But there is always a November space after the leaves have fallen when she felt it was almost indecent to intrude on the woods…for their glory terrestrial had departed and their glory celestial of spirit and purity and whiteness had not yet come upon them. - L.M. Montgomery
There’s some breathing room this month, I’ve found in recent years. November brings a marked decline in autumn’s brilliance, a post-Hallowtide relief from the vivid fall glory and masque. Below the gray clouds and amidst shivering, skittering leaves, life seems a little subdued, too. Despite what you see in stores and on screens right now, we’ve still got a significant chunk of time until we even hit December, let alone Christmas. That’s another reason I like outdoor November—a place where I can’t ignore the browns, the impressive solitude of autumn’s decline. “So dull and dark are the November days,” writes the poet John Clare. “The lazy mist high up the evening curled, and now the morn quite hides in the smoke and haze; the place we occupy seems all the world.”
As a child, I wanted to skip most of November. It can be bleak, the trees losing the last of their withered leaves, harsh and skeletal in the growing cold and darkness. I wanted to jump to the coziness and warmth fullness of Thanksgiving, and then Christmas—oh, the glory and sparkle and light!—was only a hop, skip, and a jump away. Better to simply fast-forward through the unpleasant dour time, I thought, and get to the good stuff.
How typically impatient and blind my childish thinking was. For November is the good stuff. It is the saucer of the year’s teacup, quietly catching the drips and dregs that remind us of what we’ve been given. The indominable life of spring that I so love exploded in summer’s unfolding wealth and, in turn, autumn’s bounty. Now we see the decline, the earth’s inevitable flow toward dormancy. This transition is a grief, yes. How ephemeral is the uncurling of leaves, the beauty of flowers; how windy swift the passing of time. The year fast grows old.

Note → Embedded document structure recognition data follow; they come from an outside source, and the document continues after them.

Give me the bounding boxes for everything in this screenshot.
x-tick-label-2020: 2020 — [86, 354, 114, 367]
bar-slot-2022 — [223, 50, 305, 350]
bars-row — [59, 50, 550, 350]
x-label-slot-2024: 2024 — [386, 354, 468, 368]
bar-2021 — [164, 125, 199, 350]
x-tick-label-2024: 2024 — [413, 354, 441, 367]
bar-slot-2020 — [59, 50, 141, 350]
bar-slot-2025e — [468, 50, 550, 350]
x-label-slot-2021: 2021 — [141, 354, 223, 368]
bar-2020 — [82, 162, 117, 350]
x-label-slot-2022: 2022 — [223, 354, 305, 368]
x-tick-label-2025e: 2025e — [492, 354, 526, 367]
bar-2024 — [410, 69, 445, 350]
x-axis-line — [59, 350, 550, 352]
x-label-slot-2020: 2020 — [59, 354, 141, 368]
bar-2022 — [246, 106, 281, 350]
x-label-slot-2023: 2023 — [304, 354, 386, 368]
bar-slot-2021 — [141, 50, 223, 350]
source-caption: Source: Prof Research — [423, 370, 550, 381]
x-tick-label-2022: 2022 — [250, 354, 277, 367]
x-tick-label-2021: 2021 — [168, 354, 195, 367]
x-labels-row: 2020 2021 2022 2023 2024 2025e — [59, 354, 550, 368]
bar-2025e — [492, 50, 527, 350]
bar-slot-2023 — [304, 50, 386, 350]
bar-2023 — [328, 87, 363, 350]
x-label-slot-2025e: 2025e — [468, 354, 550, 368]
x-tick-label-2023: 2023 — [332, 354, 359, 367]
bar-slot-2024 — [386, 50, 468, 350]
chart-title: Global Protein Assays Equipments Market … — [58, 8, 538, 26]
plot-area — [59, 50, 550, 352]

The wind that makes music in November corn is in a hurry. The stalks hum, the loose husks whisk skyward in half-playing swirls, and the wind hurries on... A tree tries to argue, bare limbs waving, but there is no detaining the wind. - Aldo Leopold
But “the brown weedy fields” Alvin Tresselt wrote of in his beautiful children’s book Autumn Harvest are themselves a legacy. Now, I cherish the dark sepia bark of the cottonwoods and faded fawns of the dying and dead sagebrush. All the kinds of brown chaff from what was once thriving are lovely in themselves. And the words for what we so often disparage as an ugly color! Beige and bister, tan and dust. Ochre. Ecru. Wood and mahogany. Copper, rust and bronze. Coffee. Ginger. Cinnamon. Chocolate! Even the colors are testaments to both things we savor and which pass as well as things which last.
Jon and I have been enjoying a last-minute getaway to Sheridan, Wyoming, a town in northern Wyoming gently strung in the foothills of the Bighorn Mountains. It’s been a full and yet pausing time. Enjoying luscious coffee at the Hygge Hearth. Pondering western art and collections at the Brinton Museum and walking the grounds of the Quarter Circle A Ranch. Marveling at the architecture and century-old details at the Trail End Historic Site and appreciating the sunshine at the Kendrick Arboretum. Soaking in the rest and history of the Sheridan Inn.
Sure, this is a sell for tourism to yet another wonderful community gem in our home state (if you can, you really should go). It’s also given me time to embrace this brown November. Being in an unfamiliar place sometimes, like this, clarifies what’s beautiful. Being around old things, whether natural like the snow-capped Cloud Peak or manmade like much of what we saw today, makes me cherish our time—what we’ve experienced, what we have now, and what will come.
“Behold, the days come,” the Lord told Jeremiah, one of many times. The days keep on coming, sometimes bright and trumpeting joy, sometimes soft and still, sometimes shaken and scattered, lonely and bleak. They all are days given to and for us.
I hope you can treasure your November, too.